(See Thomas’ notes on how he grades)
No, I’m not jumping on the bandwagon to review someone who has a Hugo nomination. I actually read and reviewed this book long before last year’s Hugo awards were even a dream. In this case it ends up to be a happy coincidence.
For anyone who knows me, getting any A grade is like pulling teeth. What’s worse is that Caller Unknown is really a group of short stories all around the main character, Karen Wilson. I have a predisposition to dislike anthologies. With that background and the grade I gave it, you can see how much I liked Caller Unknown.
While Caller Unknown is a series of short stories, they read more like chapters in a book all pointing toward the same ending. Each one builds on the next, upping the stakes just like a normal novel would.
Karen Wilson is a 911 operator who, at home, gets an anonymous call asking for help in an urgent manner. The caller, identifying himself only as Reginald, asks her to warn someone. The mysterious person, not someone of Karen’s acquaintance, is the target of an assassin. Her agreement leads Karen quickly into the seething politics of the paranormal and cult activities, of which she knew nothing about, in her home city.
To tell any more would give so many spoilers I would be tripping over myself. This book alone shows why Jennifer Brozek has been nominated for a Hugo award as editor of an anthology.
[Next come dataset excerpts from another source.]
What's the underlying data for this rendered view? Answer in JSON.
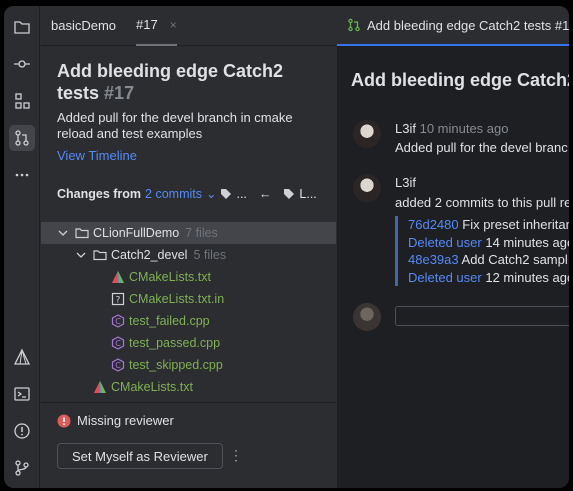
{
  "tabs": {
    "project": "basicDemo",
    "pr": "#17",
    "close": "×"
  },
  "pr": {
    "title": "Add bleeding edge Catch2 tests",
    "number": "#17",
    "description": "Added pull for the devel branch in cmake reload and test examples",
    "timeline_link": "View Timeline"
  },
  "changes": {
    "label": "Changes from",
    "commits": "2 commits",
    "more1": "...",
    "arrow": "←",
    "more2": "L..."
  },
  "tree": [
    {
      "name": "CLionFullDemo",
      "count": "7 files",
      "kind": "folder",
      "level": 0,
      "expanded": true
    },
    {
      "name": "Catch2_devel",
      "count": "5 files",
      "kind": "folder",
      "level": 1,
      "expanded": true
    },
    {
      "name": "CMakeLists.txt",
      "kind": "cmake",
      "level": 2
    },
    {
      "name": "CMakeLists.txt.in",
      "kind": "unknown",
      "level": 2
    },
    {
      "name": "test_failed.cpp",
      "kind": "cpp",
      "level": 2
    },
    {
      "name": "test_passed.cpp",
      "kind": "cpp",
      "level": 2
    },
    {
      "name": "test_skipped.cpp",
      "kind": "cpp",
      "level": 2
    },
    {
      "name": "CMakeLists.txt",
      "kind": "cmake",
      "level": 1
    }
  ],
  "review": {
    "missing": "Missing reviewer",
    "button": "Set Myself as Reviewer",
    "kebab": "⋮"
  },
  "right": {
    "tab_label": "Add bleeding edge Catch2 tests #1",
    "title": "Add bleeding edge Catch2",
    "comment1": {
      "author": "L3if",
      "time": "10 minutes ago",
      "text": "Added pull for the devel branc"
    },
    "comment2": {
      "author": "L3if",
      "text": "added 2 commits to this pull re"
    },
    "commits": [
      {
        "hash": "76d2480",
        "msg": "Fix preset inheritan",
        "author": "Deleted user",
        "time": "14 minutes ago"
      },
      {
        "hash": "48e39a3",
        "msg": "Add Catch2 sampl",
        "author": "Deleted user",
        "time": "12 minutes ago"
      }
    ]
  },
  "colors": {
    "accent": "#548af7",
    "green": "#7fb055",
    "error": "#db5c5c",
    "bg": "#2b2d30",
    "editor": "#1e1f22"
  }
}
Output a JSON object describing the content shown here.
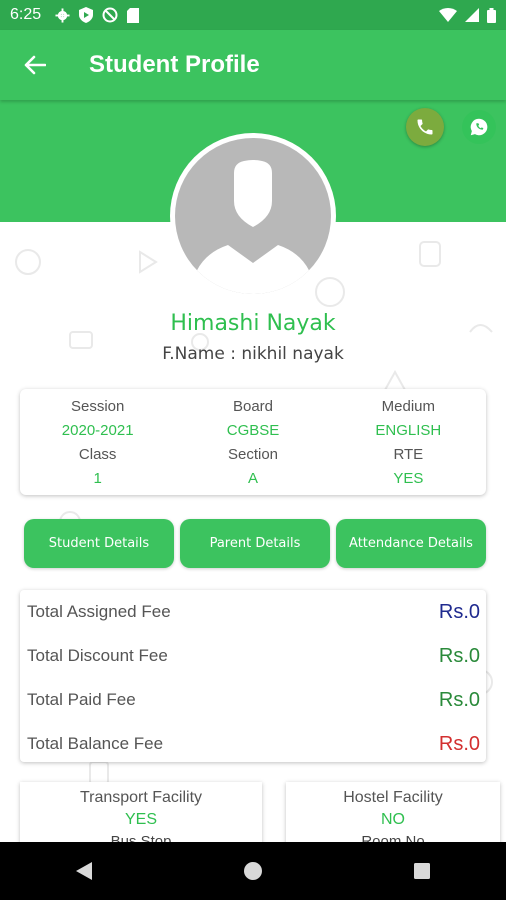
{
  "status_bar": {
    "time": "6:25",
    "left_icons": [
      "gear-icon",
      "play-protect-icon",
      "at-sign-icon",
      "sd-card-icon"
    ],
    "right_icons": [
      "wifi-icon",
      "signal-icon",
      "battery-icon"
    ]
  },
  "app_bar": {
    "title": "Student Profile",
    "back_icon": "arrow-left-icon"
  },
  "actions": {
    "call_icon": "phone-icon",
    "whatsapp_icon": "whatsapp-icon"
  },
  "profile": {
    "name": "Himashi Nayak",
    "father_name": "F.Name : nikhil nayak",
    "avatar_icon": "person-placeholder-icon"
  },
  "info": {
    "session_label": "Session",
    "session_value": "2020-2021",
    "board_label": "Board",
    "board_value": "CGBSE",
    "medium_label": "Medium",
    "medium_value": "ENGLISH",
    "class_label": "Class",
    "class_value": "1",
    "section_label": "Section",
    "section_value": "A",
    "rte_label": "RTE",
    "rte_value": "YES"
  },
  "tabs": [
    {
      "label": "Student Details"
    },
    {
      "label": "Parent Details"
    },
    {
      "label": "Attendance Details"
    }
  ],
  "fees": {
    "assigned_label": "Total Assigned Fee",
    "assigned_value": "Rs.0",
    "discount_label": "Total Discount Fee",
    "discount_value": "Rs.0",
    "paid_label": "Total Paid Fee",
    "paid_value": "Rs.0",
    "balance_label": "Total Balance Fee",
    "balance_value": "Rs.0"
  },
  "facilities": {
    "transport_label": "Transport Facility",
    "transport_value": "YES",
    "transport_sub": "Bus Stop",
    "hostel_label": "Hostel Facility",
    "hostel_value": "NO",
    "hostel_sub": "Room No"
  },
  "nav": [
    "back-triangle-icon",
    "home-circle-icon",
    "recents-square-icon"
  ],
  "colors": {
    "primary": "#3cc35f",
    "status_bar": "#2fa84f",
    "accent_text": "#2fbf4f",
    "assigned_value": "#1f2a8f",
    "discount_value": "#2a8a3a",
    "paid_value": "#2a8a3a",
    "balance_value": "#d32f2f"
  }
}
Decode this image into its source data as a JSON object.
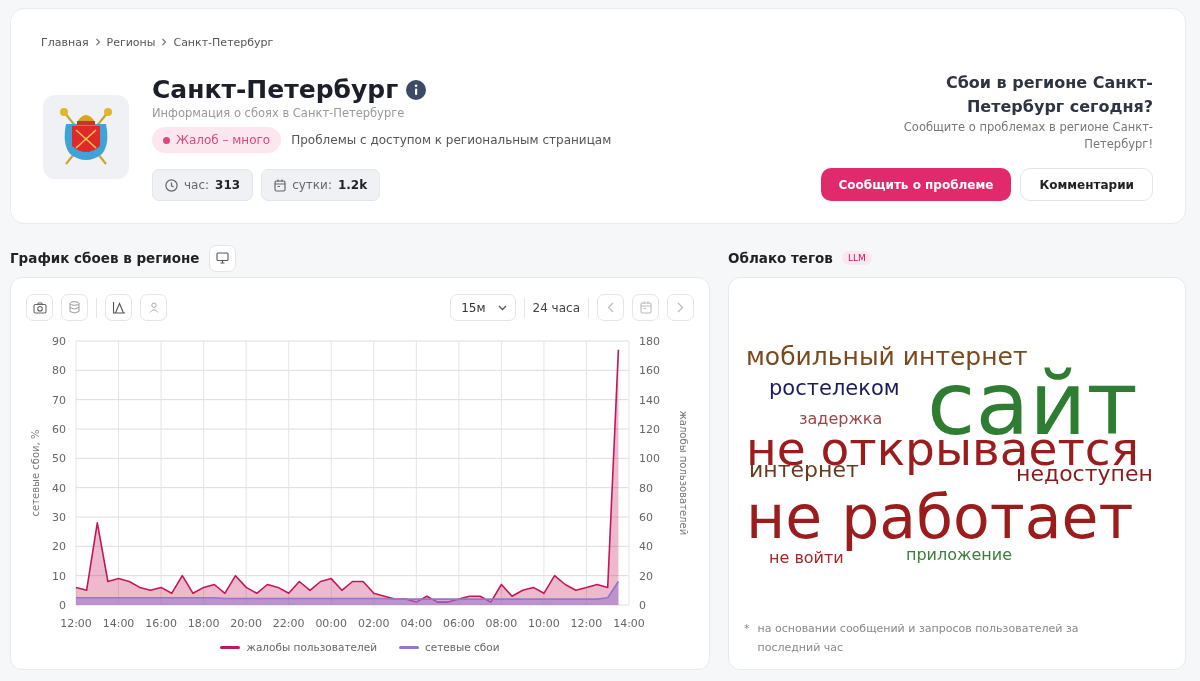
{
  "breadcrumbs": [
    {
      "label": "Главная"
    },
    {
      "label": "Регионы"
    },
    {
      "label": "Санкт-Петербург"
    }
  ],
  "region": {
    "title": "Санкт-Петербург",
    "subtitle": "Информация о сбоях в Санкт-Петербурге",
    "status": {
      "label": "Жалоб – много",
      "color": "#e0457b"
    },
    "status_text": "Проблемы с доступом к региональным страницам",
    "stats": [
      {
        "kind": "hour",
        "label": "час:",
        "value": "313"
      },
      {
        "kind": "day",
        "label": "сутки:",
        "value": "1.2k"
      }
    ]
  },
  "report": {
    "title": "Сбои в регионе Санкт-Петербург сегодня?",
    "text": "Сообщите о проблемах в регионе Санкт-Петербург!",
    "buttons": [
      {
        "kind": "primary",
        "label": "Сообщить о проблеме"
      },
      {
        "kind": "secondary",
        "label": "Комментарии"
      }
    ]
  },
  "chart_section": {
    "title": "График сбоев в регионе",
    "toolbar": {
      "interval": "15м",
      "period": "24 часа"
    },
    "chart_data": {
      "type": "area",
      "grid": true,
      "legend": "bottom",
      "ylabel": "сетевые сбои, %",
      "y2label": "жалобы пользователей",
      "categories": [
        "12:00",
        null,
        null,
        null,
        "14:00",
        null,
        null,
        null,
        "16:00",
        null,
        null,
        null,
        "18:00",
        null,
        null,
        null,
        "20:00",
        null,
        null,
        null,
        "22:00",
        null,
        null,
        null,
        "00:00",
        null,
        null,
        null,
        "02:00",
        null,
        null,
        null,
        "04:00",
        null,
        null,
        null,
        "06:00",
        null,
        null,
        null,
        "08:00",
        null,
        null,
        null,
        "10:00",
        null,
        null,
        null,
        "12:00",
        null,
        null,
        null,
        "14:00"
      ],
      "ylim": [
        0,
        90
      ],
      "yticks": [
        0,
        10,
        20,
        30,
        40,
        50,
        60,
        70,
        80,
        90
      ],
      "y2lim": [
        0,
        180
      ],
      "y2ticks": [
        0,
        20,
        40,
        60,
        80,
        100,
        120,
        140,
        160,
        180
      ],
      "series": [
        {
          "name": "жалобы пользователей",
          "color": "#c2185b",
          "axis": "y2",
          "values": [
            12,
            10,
            56,
            16,
            18,
            16,
            12,
            10,
            12,
            8,
            20,
            8,
            12,
            14,
            8,
            20,
            12,
            8,
            14,
            12,
            8,
            16,
            10,
            16,
            18,
            10,
            16,
            16,
            8,
            6,
            4,
            4,
            2,
            6,
            2,
            2,
            4,
            6,
            6,
            2,
            14,
            6,
            10,
            12,
            8,
            20,
            14,
            10,
            12,
            14,
            12,
            174,
            null
          ]
        },
        {
          "name": "сетевые сбои",
          "color": "#9575cd",
          "values": [
            2.5,
            2.5,
            2.5,
            2.5,
            2.5,
            2.5,
            2.5,
            2.5,
            2.5,
            2.5,
            2.5,
            2.5,
            2.5,
            2.5,
            2.2,
            2.2,
            2.2,
            2.2,
            2.2,
            2.2,
            2.2,
            2.2,
            2.2,
            2.2,
            2.2,
            2.2,
            2.2,
            2.2,
            2.2,
            2.2,
            2,
            2,
            2,
            2,
            2,
            2,
            2,
            2,
            2,
            2,
            2,
            2,
            2,
            2,
            2,
            2,
            2,
            2,
            2,
            2,
            2.5,
            8,
            null
          ]
        }
      ]
    }
  },
  "tag_cloud": {
    "title": "Облако тегов",
    "badge": "LLM",
    "tags": [
      {
        "text": "мобильный интернет",
        "color": "#7a4a1e"
      },
      {
        "text": "ростелеком",
        "color": "#1c1a5e"
      },
      {
        "text": "задержка",
        "color": "#a0464a"
      },
      {
        "text": "сайт",
        "color": "#2e7d32"
      },
      {
        "text": "не открывается",
        "color": "#9b1c1c"
      },
      {
        "text": "интернет",
        "color": "#6b3a1e"
      },
      {
        "text": "недоступен",
        "color": "#8b1a1a"
      },
      {
        "text": "не работает",
        "color": "#9b1c1c"
      },
      {
        "text": "не войти",
        "color": "#a02828"
      },
      {
        "text": "приложение",
        "color": "#3b7d3b"
      }
    ],
    "footnote_mark": "*",
    "footnote": "на основании сообщений и запросов пользователей за последний час"
  }
}
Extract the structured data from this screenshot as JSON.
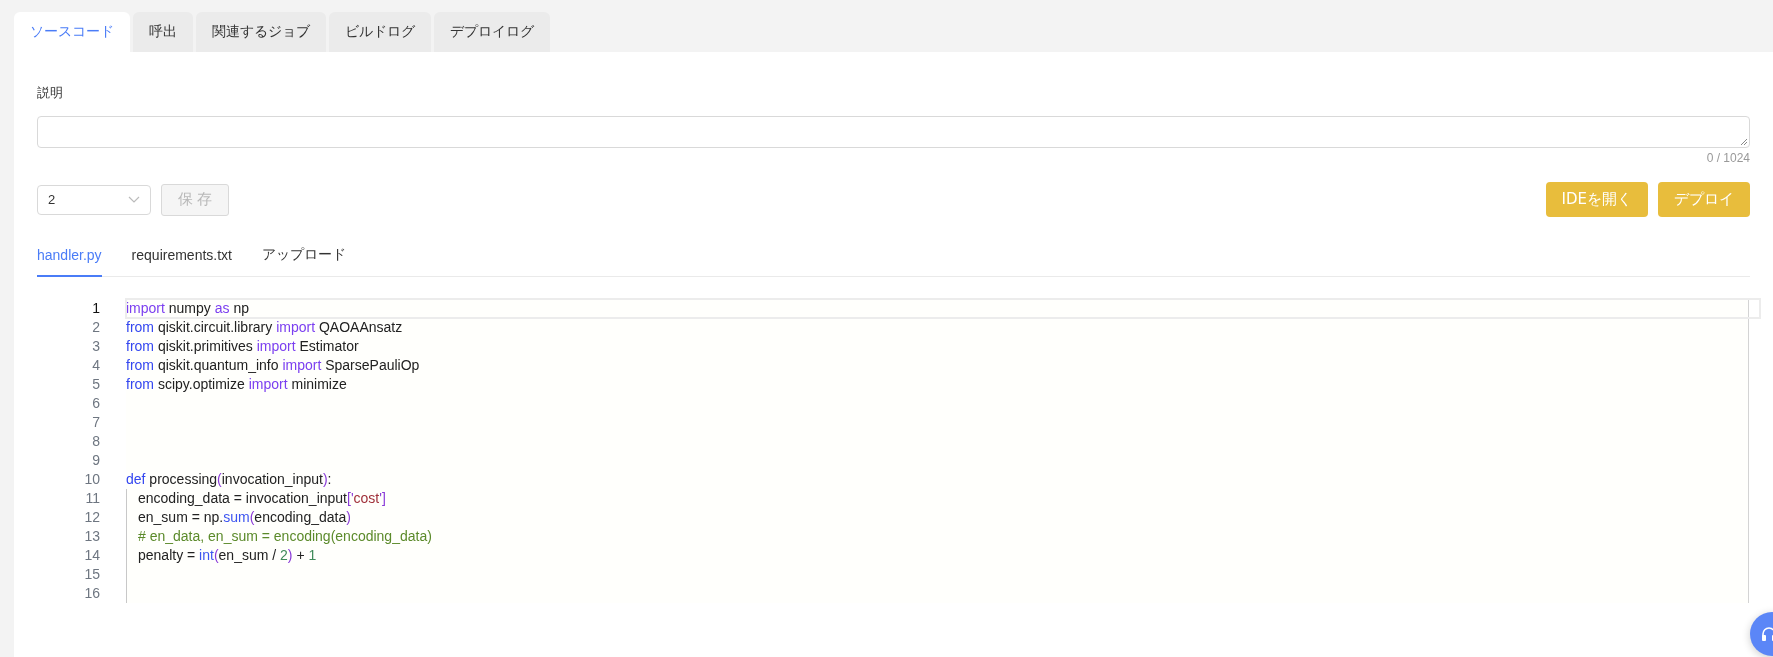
{
  "tabs": [
    {
      "label": "ソースコード",
      "selected": true
    },
    {
      "label": "呼出",
      "selected": false
    },
    {
      "label": "関連するジョブ",
      "selected": false
    },
    {
      "label": "ビルドログ",
      "selected": false
    },
    {
      "label": "デプロイログ",
      "selected": false
    }
  ],
  "description": {
    "label": "説明",
    "counter": "0 / 1024"
  },
  "version_select": {
    "value": "2"
  },
  "save_button": {
    "label": "保 存",
    "disabled": true
  },
  "actions": [
    {
      "label": "IDEを開く"
    },
    {
      "label": "デプロイ"
    }
  ],
  "file_tabs": [
    {
      "label": "handler.py",
      "selected": true
    },
    {
      "label": "requirements.txt",
      "selected": false
    },
    {
      "label": "アップロード",
      "selected": false
    }
  ],
  "editor": {
    "lines": [
      {
        "number": "1",
        "current": true,
        "indented": false,
        "tokens": [
          {
            "kind": "keyword",
            "text": "import"
          },
          {
            "kind": "plain",
            "text": " numpy "
          },
          {
            "kind": "keyword",
            "text": "as"
          },
          {
            "kind": "plain",
            "text": " np"
          }
        ]
      },
      {
        "number": "2",
        "current": false,
        "indented": false,
        "tokens": [
          {
            "kind": "control",
            "text": "from"
          },
          {
            "kind": "plain",
            "text": " qiskit.circuit.library "
          },
          {
            "kind": "keyword",
            "text": "import"
          },
          {
            "kind": "plain",
            "text": " QAOAAnsatz"
          }
        ]
      },
      {
        "number": "3",
        "current": false,
        "indented": false,
        "tokens": [
          {
            "kind": "control",
            "text": "from"
          },
          {
            "kind": "plain",
            "text": " qiskit.primitives "
          },
          {
            "kind": "keyword",
            "text": "import"
          },
          {
            "kind": "plain",
            "text": " Estimator"
          }
        ]
      },
      {
        "number": "4",
        "current": false,
        "indented": false,
        "tokens": [
          {
            "kind": "control",
            "text": "from"
          },
          {
            "kind": "plain",
            "text": " qiskit.quantum_info "
          },
          {
            "kind": "keyword",
            "text": "import"
          },
          {
            "kind": "plain",
            "text": " SparsePauliOp"
          }
        ]
      },
      {
        "number": "5",
        "current": false,
        "indented": false,
        "tokens": [
          {
            "kind": "control",
            "text": "from"
          },
          {
            "kind": "plain",
            "text": " scipy.optimize "
          },
          {
            "kind": "keyword",
            "text": "import"
          },
          {
            "kind": "plain",
            "text": " minimize"
          }
        ]
      },
      {
        "number": "6",
        "current": false,
        "indented": false
      },
      {
        "number": "7",
        "current": false,
        "indented": false
      },
      {
        "number": "8",
        "current": false,
        "indented": false
      },
      {
        "number": "9",
        "current": false,
        "indented": false
      },
      {
        "number": "10",
        "current": false,
        "indented": false,
        "tokens": [
          {
            "kind": "control",
            "text": "def"
          },
          {
            "kind": "plain",
            "text": " processing"
          },
          {
            "kind": "bracket",
            "text": "("
          },
          {
            "kind": "plain",
            "text": "invocation_input"
          },
          {
            "kind": "bracket",
            "text": ")"
          },
          {
            "kind": "plain",
            "text": ":"
          }
        ]
      },
      {
        "number": "11",
        "current": false,
        "indented": true,
        "tokens": [
          {
            "kind": "plain",
            "text": "encoding_data = invocation_input"
          },
          {
            "kind": "bracket",
            "text": "['"
          },
          {
            "kind": "string",
            "text": "cost"
          },
          {
            "kind": "bracket",
            "text": "']"
          }
        ]
      },
      {
        "number": "12",
        "current": false,
        "indented": true,
        "tokens": [
          {
            "kind": "plain",
            "text": "en_sum = np."
          },
          {
            "kind": "builtin",
            "text": "sum"
          },
          {
            "kind": "bracket",
            "text": "("
          },
          {
            "kind": "plain",
            "text": "encoding_data"
          },
          {
            "kind": "bracket",
            "text": ")"
          }
        ]
      },
      {
        "number": "13",
        "current": false,
        "indented": true,
        "tokens": [
          {
            "kind": "comment",
            "text": "# en_data, en_sum = encoding(encoding_data)"
          }
        ]
      },
      {
        "number": "14",
        "current": false,
        "indented": true,
        "tokens": [
          {
            "kind": "plain",
            "text": "penalty = "
          },
          {
            "kind": "builtin",
            "text": "int"
          },
          {
            "kind": "bracket",
            "text": "("
          },
          {
            "kind": "plain",
            "text": "en_sum / "
          },
          {
            "kind": "number",
            "text": "2"
          },
          {
            "kind": "bracket",
            "text": ")"
          },
          {
            "kind": "plain",
            "text": " + "
          },
          {
            "kind": "number",
            "text": "1"
          }
        ]
      },
      {
        "number": "15",
        "current": false,
        "indented": true
      },
      {
        "number": "16",
        "current": false,
        "indented": true
      }
    ]
  }
}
I greedily purchased book two of the series and am eager to find time to read it.
Click on the book cover to go look at the story for yourself on Amazon.
Karen’s city develops as this political center of intrigue for the supernatural forces of the world. The detailed interweaving of the designs of each of these groups made me purr. It wasn’t forced and didn’t seem contrived but rather natural as if it really happened all around me.
The city itself emerged as a strong character itself by showing different areas where you might lose memories and even others where practical truces between antagonists were natural to avoid the notice of less perceptive humans.
I’m not one to be taken by surprise but I have to say that the eventual identity of the caller, dribbled to us bits at a time, shocked and delighted me.
The Not So Good
My major gripe (and the only reason this doesn’t get a full blown A) is that I personally couldn’t buy an intelligent woman, at the behest of an unknown person, letting herself be sent on what could have very easily been a snipe hunt or even a dangerous liaison. This is a 911 operator who has heard it all. It seemed completely out of character. I’ll note that it was the ONLY place I felt Karen made an irrational decision. So trust me that it’s worth swallowing that one tiny bit and going forward, but I very nearly set down the book at that point (I’m so glad I didn’t).
While intentional (I’ve asked the author), Karen’s character remained undescribed throughout the book. I was forced into doing something I don’t like (work) to imagine someone by myself. I personally would have preferred having this part spoon fed to me.
As a minor nit, I would have liked a better cover.